Pour ce qui est de la quête de la jeune femme, c'est une étape après l'autre, comme dans un jeu vidéo très linéaire. Sans oublier le fantomatique Carl, qui avait tant à dire dans le second roman et qui, ici, n'est guère plus qu'un NPC.
C'est dommage, vraiment dommage. J'aurais tant aimé dire d'Atlas Alone qu'il m'a autant bluffé que par les trois premiers romans. Ce n'est pas le cas.

Atlas Alone, Emma Newman

PS : le personnage de Dee est asexuel, d'où une certaine glose sur Internet concernant le traitement juste ou pas de sa personnalité. Je laisse la question aux experts. Ca ne m'a pas paru être un point central du récit.

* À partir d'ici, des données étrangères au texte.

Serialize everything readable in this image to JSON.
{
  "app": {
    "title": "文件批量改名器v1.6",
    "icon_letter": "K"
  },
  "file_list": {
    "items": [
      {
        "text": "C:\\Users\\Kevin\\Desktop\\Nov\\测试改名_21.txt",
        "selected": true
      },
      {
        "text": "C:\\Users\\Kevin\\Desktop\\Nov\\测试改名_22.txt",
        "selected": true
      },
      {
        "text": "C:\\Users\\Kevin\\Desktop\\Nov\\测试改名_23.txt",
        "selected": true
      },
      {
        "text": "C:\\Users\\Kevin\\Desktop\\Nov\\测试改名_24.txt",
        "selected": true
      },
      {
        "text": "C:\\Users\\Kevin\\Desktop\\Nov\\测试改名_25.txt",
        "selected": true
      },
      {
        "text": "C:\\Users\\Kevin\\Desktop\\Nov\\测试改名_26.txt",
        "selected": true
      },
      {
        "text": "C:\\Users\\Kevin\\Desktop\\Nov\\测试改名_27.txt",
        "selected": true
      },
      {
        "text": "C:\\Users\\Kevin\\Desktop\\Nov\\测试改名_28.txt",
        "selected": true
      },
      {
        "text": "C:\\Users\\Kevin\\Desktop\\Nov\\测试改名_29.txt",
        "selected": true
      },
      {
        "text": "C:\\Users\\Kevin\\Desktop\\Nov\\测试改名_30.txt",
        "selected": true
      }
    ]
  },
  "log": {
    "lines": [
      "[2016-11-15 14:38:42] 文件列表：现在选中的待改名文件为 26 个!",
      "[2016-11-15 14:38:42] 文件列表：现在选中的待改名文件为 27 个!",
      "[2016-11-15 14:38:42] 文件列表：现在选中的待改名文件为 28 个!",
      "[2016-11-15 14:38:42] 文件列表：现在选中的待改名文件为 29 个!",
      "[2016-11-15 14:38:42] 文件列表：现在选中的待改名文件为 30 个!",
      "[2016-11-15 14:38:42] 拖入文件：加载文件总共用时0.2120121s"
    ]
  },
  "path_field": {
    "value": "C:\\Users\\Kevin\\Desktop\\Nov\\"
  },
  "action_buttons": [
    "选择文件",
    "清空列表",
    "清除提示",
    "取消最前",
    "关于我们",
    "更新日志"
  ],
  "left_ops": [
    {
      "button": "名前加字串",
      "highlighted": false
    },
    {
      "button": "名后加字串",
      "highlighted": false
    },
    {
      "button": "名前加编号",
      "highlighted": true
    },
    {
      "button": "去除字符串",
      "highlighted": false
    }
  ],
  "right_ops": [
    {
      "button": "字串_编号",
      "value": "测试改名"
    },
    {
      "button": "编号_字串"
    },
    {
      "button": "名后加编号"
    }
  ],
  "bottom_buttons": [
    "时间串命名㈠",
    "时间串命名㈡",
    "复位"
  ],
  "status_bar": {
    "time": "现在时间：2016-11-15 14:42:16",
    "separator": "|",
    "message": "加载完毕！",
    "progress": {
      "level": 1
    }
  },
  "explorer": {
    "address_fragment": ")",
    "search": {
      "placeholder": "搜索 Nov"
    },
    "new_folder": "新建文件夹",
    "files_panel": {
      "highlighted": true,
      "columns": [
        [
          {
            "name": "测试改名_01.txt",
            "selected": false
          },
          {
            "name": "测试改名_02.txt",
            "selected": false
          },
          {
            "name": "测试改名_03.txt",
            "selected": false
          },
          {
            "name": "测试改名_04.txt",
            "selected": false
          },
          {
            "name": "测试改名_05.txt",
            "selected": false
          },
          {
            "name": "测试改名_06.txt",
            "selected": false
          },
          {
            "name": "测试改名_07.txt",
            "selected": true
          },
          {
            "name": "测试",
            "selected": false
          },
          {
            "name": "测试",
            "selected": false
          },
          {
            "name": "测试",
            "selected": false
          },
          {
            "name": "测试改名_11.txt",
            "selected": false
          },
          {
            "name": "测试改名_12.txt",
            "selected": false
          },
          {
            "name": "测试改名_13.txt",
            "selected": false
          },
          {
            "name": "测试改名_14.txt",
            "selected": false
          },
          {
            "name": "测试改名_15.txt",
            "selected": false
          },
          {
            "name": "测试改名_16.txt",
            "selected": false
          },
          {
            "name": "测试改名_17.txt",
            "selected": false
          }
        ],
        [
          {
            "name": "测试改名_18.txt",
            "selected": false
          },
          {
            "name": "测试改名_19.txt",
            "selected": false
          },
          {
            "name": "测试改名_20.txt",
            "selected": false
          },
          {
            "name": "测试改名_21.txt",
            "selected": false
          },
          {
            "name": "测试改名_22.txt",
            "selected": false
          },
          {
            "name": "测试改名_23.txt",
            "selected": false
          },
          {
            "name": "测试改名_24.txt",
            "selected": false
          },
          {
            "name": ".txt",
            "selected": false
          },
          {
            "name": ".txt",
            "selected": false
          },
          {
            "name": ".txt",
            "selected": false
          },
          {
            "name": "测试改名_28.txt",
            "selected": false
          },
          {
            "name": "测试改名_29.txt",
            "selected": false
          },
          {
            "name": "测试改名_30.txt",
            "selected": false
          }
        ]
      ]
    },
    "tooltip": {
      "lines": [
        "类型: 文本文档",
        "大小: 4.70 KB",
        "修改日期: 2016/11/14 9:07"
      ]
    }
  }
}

L'avis (plus positif) de Cédric Jeanneret

8 commentaires:

Yogo a dit…

J'ai bien aimé les 2 premiers mais il n'y aura pas de traduction du troisième pour le moment donc celui-ci je peux l'oublier... :-/

chéradénine a dit…

Tu m'as fait lire les deux premiers volumes et je t'en remercie ! J'aimerais tenter Before Mars en VO un de ces jours, mais la chronique de ce 4ème volume et la curieuse déception qui en ressort me laisse dans le doute quant à mes intentions. J'avoue être assez sourcilleux sur la dénonciation sociale dans la fiction, souvent amenée avec d'énormes sabots "travail, consomme, crève citoyen !". Dans After Atlas, ça passait encore assez bien.

Gromovar a dit…

Le troisième est vraiment intrigant. Un peu comme dan le premier on sent que quelque chose ne va pas, mais on a du mal à trouver quoi.
Le 4 assène vraiment trop imho. Pourtant je partais avec un a priori très favorable.

Tororo a dit…

Zut alors, pas de date annoncée pour la traduction de Before Mars? J'attendais ça comme le retour des cloches à Pâques! Je crois que pour une fois je vais le lire en anglais, la frustration est trop intolérable.

Vert a dit…

Bon ça tempère un peu mes regrets sur la traduction qui s'arrête... mais quand même j'aurais bien envie de lire tout le cycle...

Gromovar a dit…

VO ou VF ?

Vert a dit…

VF idéalement. VO si je retrouve un peu de courage...

Gromovar a dit…

Je crois que tu devras te résoudre à la VO.